TargetSolutions’ parent company, Vector Solutions, recently completed a Virtual Reality (VR) training video that teaches firefighters how to read smoke coming out of a burning building with a 360-degree view using the latest drone technology.
The training is shot in a two-story building using a Gear 360 camera to provide an immersive experience for firefighters. The final product will include a modernized course in which users interact with their computer or using a VR headset.
VR Training Benefits
Virtual reality has benefits for many types of training. Here are some of the key benefits of using VR training for firefighters.

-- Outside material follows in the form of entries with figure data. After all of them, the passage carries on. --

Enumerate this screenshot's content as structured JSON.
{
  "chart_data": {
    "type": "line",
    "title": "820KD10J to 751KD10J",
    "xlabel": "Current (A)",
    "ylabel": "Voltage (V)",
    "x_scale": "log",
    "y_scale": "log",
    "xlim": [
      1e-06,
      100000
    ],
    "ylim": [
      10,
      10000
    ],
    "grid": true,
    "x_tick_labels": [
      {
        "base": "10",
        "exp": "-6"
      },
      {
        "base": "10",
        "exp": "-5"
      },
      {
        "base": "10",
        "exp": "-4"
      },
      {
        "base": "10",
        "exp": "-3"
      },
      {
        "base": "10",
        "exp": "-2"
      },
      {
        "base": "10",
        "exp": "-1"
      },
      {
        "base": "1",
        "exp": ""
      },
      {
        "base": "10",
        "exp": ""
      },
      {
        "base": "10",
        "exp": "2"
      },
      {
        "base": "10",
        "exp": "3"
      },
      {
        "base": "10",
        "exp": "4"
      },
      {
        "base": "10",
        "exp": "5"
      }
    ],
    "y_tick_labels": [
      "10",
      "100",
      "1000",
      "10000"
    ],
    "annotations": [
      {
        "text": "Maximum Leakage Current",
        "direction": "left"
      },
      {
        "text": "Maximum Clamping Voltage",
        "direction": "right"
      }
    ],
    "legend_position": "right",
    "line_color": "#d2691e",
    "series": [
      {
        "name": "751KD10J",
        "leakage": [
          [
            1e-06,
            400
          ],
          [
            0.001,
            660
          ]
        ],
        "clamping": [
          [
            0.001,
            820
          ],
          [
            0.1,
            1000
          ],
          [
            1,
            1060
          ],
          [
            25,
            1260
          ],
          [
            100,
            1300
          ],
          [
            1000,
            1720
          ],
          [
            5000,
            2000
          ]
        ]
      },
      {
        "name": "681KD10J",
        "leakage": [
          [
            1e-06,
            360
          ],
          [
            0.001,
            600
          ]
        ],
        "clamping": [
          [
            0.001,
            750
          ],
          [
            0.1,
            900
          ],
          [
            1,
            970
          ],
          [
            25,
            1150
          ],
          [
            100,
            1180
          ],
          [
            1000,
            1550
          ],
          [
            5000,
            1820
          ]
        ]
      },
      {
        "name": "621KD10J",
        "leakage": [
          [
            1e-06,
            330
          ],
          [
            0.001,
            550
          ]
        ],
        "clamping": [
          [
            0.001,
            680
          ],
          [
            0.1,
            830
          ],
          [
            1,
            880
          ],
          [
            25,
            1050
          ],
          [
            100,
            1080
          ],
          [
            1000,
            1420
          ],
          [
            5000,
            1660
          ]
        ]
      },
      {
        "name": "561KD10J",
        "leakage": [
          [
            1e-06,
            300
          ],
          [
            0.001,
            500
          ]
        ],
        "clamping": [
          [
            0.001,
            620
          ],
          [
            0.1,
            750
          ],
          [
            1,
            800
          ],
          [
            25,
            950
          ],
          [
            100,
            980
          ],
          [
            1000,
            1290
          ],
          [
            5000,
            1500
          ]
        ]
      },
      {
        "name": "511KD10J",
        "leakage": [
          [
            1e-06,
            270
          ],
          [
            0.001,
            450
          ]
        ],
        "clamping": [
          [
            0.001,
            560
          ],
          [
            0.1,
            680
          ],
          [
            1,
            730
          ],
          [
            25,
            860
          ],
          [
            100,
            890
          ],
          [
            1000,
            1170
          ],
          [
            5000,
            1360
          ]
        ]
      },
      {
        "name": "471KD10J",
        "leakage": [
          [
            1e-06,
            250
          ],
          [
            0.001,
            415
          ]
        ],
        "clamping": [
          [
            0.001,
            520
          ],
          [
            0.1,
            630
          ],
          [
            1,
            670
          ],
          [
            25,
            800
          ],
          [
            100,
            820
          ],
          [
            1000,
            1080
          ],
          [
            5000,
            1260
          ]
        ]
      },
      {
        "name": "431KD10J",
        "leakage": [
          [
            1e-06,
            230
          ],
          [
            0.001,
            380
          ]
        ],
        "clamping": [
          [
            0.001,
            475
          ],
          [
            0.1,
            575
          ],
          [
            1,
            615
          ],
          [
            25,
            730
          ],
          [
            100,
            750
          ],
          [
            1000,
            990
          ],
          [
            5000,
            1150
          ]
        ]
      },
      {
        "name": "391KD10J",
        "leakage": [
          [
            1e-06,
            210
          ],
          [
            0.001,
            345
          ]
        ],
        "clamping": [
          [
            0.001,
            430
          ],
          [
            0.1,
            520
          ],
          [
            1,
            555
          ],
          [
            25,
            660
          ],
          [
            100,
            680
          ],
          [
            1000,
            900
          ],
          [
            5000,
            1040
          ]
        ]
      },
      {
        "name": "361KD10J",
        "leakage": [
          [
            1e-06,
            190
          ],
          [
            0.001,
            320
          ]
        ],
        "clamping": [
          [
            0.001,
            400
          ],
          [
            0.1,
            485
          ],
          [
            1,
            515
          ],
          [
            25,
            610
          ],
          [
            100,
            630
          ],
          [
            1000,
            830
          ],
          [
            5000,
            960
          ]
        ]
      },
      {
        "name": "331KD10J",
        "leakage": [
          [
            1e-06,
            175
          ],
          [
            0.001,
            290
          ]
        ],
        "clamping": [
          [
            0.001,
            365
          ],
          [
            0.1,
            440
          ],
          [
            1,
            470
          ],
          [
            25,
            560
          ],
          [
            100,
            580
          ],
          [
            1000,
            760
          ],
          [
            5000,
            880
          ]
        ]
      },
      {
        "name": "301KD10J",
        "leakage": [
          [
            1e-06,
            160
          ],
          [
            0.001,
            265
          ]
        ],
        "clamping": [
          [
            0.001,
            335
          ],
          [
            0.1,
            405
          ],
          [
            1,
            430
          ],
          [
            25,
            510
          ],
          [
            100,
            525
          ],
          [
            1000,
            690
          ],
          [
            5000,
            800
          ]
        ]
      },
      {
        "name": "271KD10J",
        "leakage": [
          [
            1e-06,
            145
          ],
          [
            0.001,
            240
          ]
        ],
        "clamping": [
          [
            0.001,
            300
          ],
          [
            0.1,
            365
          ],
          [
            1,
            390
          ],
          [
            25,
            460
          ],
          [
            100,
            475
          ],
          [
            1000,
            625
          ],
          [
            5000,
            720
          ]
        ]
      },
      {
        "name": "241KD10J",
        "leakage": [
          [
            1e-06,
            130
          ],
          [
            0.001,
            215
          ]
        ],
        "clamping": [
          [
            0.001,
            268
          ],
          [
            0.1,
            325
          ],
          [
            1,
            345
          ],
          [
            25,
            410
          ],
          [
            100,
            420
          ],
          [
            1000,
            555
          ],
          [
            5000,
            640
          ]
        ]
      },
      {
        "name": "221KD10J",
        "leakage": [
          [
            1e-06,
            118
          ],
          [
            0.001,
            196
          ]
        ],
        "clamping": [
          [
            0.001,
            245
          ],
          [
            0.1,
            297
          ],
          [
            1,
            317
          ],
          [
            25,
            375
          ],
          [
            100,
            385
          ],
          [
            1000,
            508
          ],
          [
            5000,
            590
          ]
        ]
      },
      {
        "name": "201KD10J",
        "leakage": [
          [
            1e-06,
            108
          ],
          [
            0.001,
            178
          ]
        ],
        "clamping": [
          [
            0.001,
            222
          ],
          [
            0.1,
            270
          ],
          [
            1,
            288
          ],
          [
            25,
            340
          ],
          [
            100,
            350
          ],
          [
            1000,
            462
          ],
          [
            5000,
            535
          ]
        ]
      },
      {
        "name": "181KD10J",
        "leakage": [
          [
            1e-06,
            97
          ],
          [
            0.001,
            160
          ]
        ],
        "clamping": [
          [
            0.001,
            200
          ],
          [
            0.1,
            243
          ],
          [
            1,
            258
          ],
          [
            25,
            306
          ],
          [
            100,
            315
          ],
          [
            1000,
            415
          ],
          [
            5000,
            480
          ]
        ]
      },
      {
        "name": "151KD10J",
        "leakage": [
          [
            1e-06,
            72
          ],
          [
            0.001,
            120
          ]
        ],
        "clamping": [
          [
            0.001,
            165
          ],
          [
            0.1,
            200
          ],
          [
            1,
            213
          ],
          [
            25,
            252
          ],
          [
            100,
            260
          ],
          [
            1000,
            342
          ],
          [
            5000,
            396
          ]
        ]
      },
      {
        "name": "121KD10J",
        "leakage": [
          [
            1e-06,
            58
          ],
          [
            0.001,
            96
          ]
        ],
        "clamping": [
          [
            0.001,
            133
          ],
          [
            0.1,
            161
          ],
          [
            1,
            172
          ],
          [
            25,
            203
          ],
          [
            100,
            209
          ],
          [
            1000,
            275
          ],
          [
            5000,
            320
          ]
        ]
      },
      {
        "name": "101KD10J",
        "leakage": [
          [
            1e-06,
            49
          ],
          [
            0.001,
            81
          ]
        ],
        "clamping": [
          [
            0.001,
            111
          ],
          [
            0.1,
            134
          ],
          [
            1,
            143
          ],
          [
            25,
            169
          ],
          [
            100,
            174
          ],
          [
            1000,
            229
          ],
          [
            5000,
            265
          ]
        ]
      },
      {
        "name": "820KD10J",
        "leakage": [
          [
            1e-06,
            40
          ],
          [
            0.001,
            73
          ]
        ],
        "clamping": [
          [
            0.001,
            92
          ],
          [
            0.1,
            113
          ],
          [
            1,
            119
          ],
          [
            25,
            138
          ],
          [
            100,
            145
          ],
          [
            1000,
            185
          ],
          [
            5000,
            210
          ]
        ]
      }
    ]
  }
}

- A Safe Training Environment
One of the key advantages of VR for fire training is that it creates simulated emergencies without putting trainees in any real danger. Firefighters can get a sense of being in a very realistic situation and test their abilities without incurring any risk.
- VR Training Can be Delivered Remotely
Traditionally, firefighter training had to be conducted in a specific location at a specific time. With VR and other computer-based training methods, however, this is no longer the case. As long as trainees have the appropriate equipment, they can undergo training from any location.
- A Highly Visual Form of Learning
People generally learn better in a visual environment as opposed to simply reading a book or listening to a lecture. VR training creates visually stimulating and realistic scenarios that can be more engaging than traditional learning methods.
- VR Brings Down the Cost of Training
Early models of VR systems tend to be costly. However, as the technology advances, it may become more affordable. In the case of firefighting, VR training like other online training products can reduce fuel costs and other expenses. It’s possible that in the future VR training will be available to firefighters in locations all around the world.
- VR Training Supports Better Retention
Since it’s so realistic, VR training is likely to stay in trainees’ minds and muscle memories for a long time. Whereas people are apt to forget something they heard, read or even watched on a screen, when they have a direct experience, it stays with them longer.